Quick African facts from Akamai’s ‘The State of the Internet, Q1 2012′ Report
Akamai Technologies, Inc., a leading cloud platform, recently released its First Quarter, 2012 State of the Internet report. The report provides insight into key global statistics such as average and peak connection speed, origins of attack traffic, IPv6 adoption and recently, mobile broadband speeds. Although the meat of the report covers global and U.S. developments, Africa certainly gets its share of attention. It’s worth noting that Akamai now defines true broadband as 4 Mbps (was 2 Mbps) and has removed narrowband (less than 256 kbps) from its radar.
Notes:
- Under 1.5% of attack traffic emanated from Africa (roughly the same as the previous quarter). (6)
- After unexpectedly dropping at the end of 2011, the global average connection speed grew by 14% from last quarter, to 2.6 Mbps. (13)

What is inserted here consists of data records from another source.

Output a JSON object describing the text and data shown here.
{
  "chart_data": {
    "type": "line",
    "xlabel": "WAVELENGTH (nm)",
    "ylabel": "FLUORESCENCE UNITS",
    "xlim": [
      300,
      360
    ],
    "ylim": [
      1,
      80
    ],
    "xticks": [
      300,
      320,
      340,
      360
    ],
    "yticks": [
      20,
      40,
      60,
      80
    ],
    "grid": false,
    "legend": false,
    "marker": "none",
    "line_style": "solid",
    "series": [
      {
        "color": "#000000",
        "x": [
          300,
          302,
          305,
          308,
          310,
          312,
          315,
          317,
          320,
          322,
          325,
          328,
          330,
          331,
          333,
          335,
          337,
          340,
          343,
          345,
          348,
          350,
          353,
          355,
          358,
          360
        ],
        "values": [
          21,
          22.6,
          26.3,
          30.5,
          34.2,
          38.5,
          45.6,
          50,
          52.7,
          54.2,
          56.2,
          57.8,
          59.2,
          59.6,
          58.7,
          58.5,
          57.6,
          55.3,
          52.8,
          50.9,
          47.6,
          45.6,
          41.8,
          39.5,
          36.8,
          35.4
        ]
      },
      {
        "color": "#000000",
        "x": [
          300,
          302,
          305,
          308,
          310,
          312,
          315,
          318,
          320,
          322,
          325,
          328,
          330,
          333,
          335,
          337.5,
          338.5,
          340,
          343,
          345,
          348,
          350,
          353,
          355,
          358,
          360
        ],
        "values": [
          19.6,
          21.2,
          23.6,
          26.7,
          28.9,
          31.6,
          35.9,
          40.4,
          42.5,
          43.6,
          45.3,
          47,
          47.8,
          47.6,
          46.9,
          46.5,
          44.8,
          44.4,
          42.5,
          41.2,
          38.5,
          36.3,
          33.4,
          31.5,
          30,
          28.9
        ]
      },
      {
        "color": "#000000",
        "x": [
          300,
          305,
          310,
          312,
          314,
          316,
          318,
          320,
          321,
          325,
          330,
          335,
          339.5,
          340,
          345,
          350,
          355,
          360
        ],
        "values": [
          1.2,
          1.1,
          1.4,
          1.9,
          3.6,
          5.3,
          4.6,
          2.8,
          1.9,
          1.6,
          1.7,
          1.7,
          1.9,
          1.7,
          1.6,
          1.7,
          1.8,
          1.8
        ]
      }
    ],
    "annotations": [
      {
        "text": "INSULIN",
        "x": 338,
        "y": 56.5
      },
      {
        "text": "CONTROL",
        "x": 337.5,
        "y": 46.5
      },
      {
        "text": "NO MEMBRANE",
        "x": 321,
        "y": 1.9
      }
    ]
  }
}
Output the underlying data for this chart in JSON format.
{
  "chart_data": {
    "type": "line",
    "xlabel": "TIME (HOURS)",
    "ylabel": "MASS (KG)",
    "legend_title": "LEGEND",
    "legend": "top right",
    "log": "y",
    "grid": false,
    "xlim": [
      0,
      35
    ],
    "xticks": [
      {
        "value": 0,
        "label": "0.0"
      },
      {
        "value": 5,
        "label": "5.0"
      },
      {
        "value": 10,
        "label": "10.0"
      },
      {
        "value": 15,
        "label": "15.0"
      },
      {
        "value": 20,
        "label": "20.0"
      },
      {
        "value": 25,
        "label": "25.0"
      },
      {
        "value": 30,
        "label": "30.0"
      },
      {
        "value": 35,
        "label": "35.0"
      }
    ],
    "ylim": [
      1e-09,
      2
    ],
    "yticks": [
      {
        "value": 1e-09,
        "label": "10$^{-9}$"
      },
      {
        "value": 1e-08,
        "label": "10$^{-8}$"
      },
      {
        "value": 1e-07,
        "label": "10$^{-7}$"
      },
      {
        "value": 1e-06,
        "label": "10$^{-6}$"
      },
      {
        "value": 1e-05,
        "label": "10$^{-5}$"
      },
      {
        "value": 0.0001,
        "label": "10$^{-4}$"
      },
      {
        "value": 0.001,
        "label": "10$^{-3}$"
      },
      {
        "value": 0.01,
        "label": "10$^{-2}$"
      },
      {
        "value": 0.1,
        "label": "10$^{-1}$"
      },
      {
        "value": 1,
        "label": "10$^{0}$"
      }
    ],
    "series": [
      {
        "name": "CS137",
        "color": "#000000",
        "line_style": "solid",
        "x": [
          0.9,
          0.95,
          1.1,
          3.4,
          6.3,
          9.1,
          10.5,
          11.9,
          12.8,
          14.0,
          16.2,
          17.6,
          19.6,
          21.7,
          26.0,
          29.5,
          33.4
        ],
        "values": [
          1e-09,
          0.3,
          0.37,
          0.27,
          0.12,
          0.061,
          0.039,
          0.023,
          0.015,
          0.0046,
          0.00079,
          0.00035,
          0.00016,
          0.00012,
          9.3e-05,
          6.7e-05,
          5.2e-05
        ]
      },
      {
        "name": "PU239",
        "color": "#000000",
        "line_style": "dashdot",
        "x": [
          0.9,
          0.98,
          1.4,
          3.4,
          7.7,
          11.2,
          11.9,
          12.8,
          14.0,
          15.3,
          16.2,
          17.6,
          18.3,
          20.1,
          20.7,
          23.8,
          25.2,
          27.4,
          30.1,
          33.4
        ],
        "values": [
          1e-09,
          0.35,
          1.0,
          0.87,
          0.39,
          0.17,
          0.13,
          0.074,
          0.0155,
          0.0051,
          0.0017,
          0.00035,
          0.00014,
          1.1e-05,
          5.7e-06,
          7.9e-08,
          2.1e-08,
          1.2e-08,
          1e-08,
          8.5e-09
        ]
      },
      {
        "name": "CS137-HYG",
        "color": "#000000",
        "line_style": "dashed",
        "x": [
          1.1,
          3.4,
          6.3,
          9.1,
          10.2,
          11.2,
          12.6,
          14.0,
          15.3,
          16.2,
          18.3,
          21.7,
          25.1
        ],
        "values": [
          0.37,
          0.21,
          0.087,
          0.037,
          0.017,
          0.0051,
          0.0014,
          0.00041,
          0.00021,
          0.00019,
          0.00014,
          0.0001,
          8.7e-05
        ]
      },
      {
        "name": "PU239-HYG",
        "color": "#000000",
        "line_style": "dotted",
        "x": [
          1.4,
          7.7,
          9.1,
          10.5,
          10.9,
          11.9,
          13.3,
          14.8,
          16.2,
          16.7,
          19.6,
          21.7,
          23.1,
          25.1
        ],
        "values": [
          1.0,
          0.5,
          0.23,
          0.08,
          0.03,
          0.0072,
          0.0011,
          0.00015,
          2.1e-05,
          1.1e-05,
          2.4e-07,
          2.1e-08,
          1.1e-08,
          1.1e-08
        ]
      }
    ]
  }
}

- Libya‘s connection speed grew the most of any country – by 75% to 0.5 Mbps. Libya still has the slowest connection speed of any country in the report. (14) Year-over-year, Libya’s peak connection speed grew by 213% (to 3.8 Mbps). (15)
- Sudan‘s peak connection speed grew by 56% (to 8.5 Mbps). (14) The average connection speed in Sudan is 0.9 Mbps. Only 0.2% of connections were greater than 4 Mbps. (35)
- Tanzania is one of 5 countries with a noted decline in average peak connection speed – down 21% to 5.1 Mbps. (15)
- South Africa experienced a 149% quarterly increase in high broadband (>10 Mbps) adoption. Still, adoption only stands at 0.7%. (15)
- In Egypt, broadband adoption increased by over 5x year-over-year. (16) Egypt boasts a 1.3 Mbps average connection speed and 7.6 Mbps peak connection speed. 0.1% of connections are above 10 Mbps and 4.6% are greater than 4 Mbps. (35)
- The average connection speed in Mauritius grew by only 0.6%. (14)
- Mobile connectivity: Average connection speeds are listed for 4 large African nations – Egypt, Morocco, Nigeria, and South Africa. Average speeds (in descending order) range from 996 kbps in Morocco to 592 kbps in Egypt to 496 kbps in South Africa to 322 kbps in Nigeria. (30) Peak speeds range from 4x to 18x that of average speeds!
There was no mention of Guinea-Bissau, which in Q4 2011 reportedly had the 22% quarterly growth in peak connection speed. Moreover, it is unfortunate that Akamai removed narrowband statistics from the report since Africa is a key region where such numbers are still significant.
Note: Data is gathered from the Akamai Intelligent Platform, which doesn’t necessarily represent actual speeds on the ground. But, the data is consistently a solid benchmark.